As the UK prepares to debate over martial interference in the Syrian crisis, many have fully realised the huge, perhaps final, effect this decision will have on our perception of the West and the Western agenda. Much of our generation was too young to to feel the reverberating consequences of Iraq, but Syria is now, it is today. We won't look at this as a mistake of our progenitors or as a mistake of the previous government; this possible invasion will define us and the years ahead. Before, we could wring our hands and tut or applaud - though mostly in ignorance - as we debated historic events. Now, it is all too real.

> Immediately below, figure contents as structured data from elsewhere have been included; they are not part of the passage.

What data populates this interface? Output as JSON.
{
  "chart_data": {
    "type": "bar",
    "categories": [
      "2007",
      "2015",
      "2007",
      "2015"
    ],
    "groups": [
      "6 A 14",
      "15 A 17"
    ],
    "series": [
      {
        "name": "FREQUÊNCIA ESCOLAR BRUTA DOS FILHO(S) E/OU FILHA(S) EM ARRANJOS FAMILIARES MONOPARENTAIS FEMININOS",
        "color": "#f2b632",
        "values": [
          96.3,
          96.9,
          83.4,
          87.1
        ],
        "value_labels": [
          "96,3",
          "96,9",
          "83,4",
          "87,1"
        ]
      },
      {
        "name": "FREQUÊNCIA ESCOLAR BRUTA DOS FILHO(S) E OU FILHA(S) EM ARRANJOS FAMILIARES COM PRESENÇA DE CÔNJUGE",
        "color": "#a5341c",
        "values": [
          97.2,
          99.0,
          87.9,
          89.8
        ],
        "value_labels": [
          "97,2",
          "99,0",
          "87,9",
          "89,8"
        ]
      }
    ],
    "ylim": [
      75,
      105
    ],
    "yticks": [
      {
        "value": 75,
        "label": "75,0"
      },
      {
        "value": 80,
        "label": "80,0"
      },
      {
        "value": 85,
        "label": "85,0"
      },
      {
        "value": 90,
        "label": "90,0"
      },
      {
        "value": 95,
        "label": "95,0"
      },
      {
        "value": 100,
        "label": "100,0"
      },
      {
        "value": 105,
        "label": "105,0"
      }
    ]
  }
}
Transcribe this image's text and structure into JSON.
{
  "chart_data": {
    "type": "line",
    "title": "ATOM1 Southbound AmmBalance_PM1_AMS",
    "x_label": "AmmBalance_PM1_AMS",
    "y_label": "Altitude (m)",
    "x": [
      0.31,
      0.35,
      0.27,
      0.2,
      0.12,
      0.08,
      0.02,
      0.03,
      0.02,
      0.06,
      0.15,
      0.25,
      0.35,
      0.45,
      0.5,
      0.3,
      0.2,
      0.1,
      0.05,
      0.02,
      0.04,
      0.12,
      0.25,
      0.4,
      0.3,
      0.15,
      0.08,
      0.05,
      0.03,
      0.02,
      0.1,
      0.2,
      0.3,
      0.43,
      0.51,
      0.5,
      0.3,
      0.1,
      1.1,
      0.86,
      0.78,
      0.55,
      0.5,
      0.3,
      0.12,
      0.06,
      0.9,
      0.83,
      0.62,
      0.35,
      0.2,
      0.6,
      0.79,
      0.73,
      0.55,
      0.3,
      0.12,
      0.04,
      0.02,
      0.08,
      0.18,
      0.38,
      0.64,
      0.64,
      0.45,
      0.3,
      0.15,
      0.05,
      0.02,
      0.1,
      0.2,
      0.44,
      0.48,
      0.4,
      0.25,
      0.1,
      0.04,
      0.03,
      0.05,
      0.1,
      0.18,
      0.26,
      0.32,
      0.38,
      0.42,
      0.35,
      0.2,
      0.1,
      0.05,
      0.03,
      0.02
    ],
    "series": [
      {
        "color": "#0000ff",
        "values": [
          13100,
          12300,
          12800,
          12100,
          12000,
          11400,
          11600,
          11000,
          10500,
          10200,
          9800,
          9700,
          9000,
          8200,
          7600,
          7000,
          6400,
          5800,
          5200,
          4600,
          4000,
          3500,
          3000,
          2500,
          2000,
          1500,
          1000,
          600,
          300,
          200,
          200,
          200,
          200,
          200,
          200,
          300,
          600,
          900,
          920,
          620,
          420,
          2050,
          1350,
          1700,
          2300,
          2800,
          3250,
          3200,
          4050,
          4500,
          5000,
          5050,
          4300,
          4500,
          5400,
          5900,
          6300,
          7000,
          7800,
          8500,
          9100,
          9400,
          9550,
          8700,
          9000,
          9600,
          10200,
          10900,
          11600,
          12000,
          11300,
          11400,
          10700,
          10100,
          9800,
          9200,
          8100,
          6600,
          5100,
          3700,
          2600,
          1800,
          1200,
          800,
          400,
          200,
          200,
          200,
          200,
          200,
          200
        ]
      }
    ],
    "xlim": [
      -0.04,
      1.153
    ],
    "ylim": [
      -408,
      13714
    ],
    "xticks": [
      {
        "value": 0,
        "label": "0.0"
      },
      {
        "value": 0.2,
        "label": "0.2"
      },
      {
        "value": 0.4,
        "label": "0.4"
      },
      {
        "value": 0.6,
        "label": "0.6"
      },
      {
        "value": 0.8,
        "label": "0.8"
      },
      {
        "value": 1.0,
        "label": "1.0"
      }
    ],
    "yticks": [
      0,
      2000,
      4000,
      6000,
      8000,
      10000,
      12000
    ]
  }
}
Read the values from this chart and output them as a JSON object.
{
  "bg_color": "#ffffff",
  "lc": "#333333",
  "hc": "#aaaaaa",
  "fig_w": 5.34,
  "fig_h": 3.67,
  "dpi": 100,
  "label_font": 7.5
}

Consider the rather moving letter sent by the Syrian parliament to the House of Commons, beseeching the UK not to be "reckless". The situation is so blurred that it is difficult to see any truth, let alone agree on a course of action. An early, suspicious military strike will split the West into two bickering halves and will bring back the horrors the world had to sit through a decade ago. Of course, it is admittedly foolish to entirely compare this affair to Iraq: the situation is different in many respects, the world has changed much since 2003 and the mistakes have, hopefully, been learned from. But here is a short list of hazards the UK faces in this military endeavour:
1. They will have to choose between a lesser of two evils - Assad's regime must indeed be condemned, but in wrenching away power from him they are effectively handing it over to rebel opposition, as there is no oraganised civilian movement, just guerillas.
2. There is no clear goal set by the government. Is it to defend civilians? To topple the regime?
3. Should Assad fall, this will most certainly result in a power vacuum.
4. The war has become far more sectarian, echoing the gruesome Sunni versus Shia annihilation war in Iraq.
5. No final hard proof of Assad's responsibility for the chemical attack.
6. No consensus from UN Security Council.
7. High costs and a possible match in martial prowess from the formidable air force of Syria (and possibly - though hopefully not - Russia), as ex-Chief of Defence Staff Sir David Richards has already pointed out.
Edmund Burke's words are a very romantic, idyllic version of world politics. At the moment the UK appears not to be the much needed good men - because for the men to be good one by default requires clarity of context and of goals - but reckless politicians playing at Cops and Robbers.
One can only hope that the Western course of action won't swiftly drag Syria through through the gates of Hell, leaving the US, UK and France to shrug apologetically and admit that 'mistakes were made'.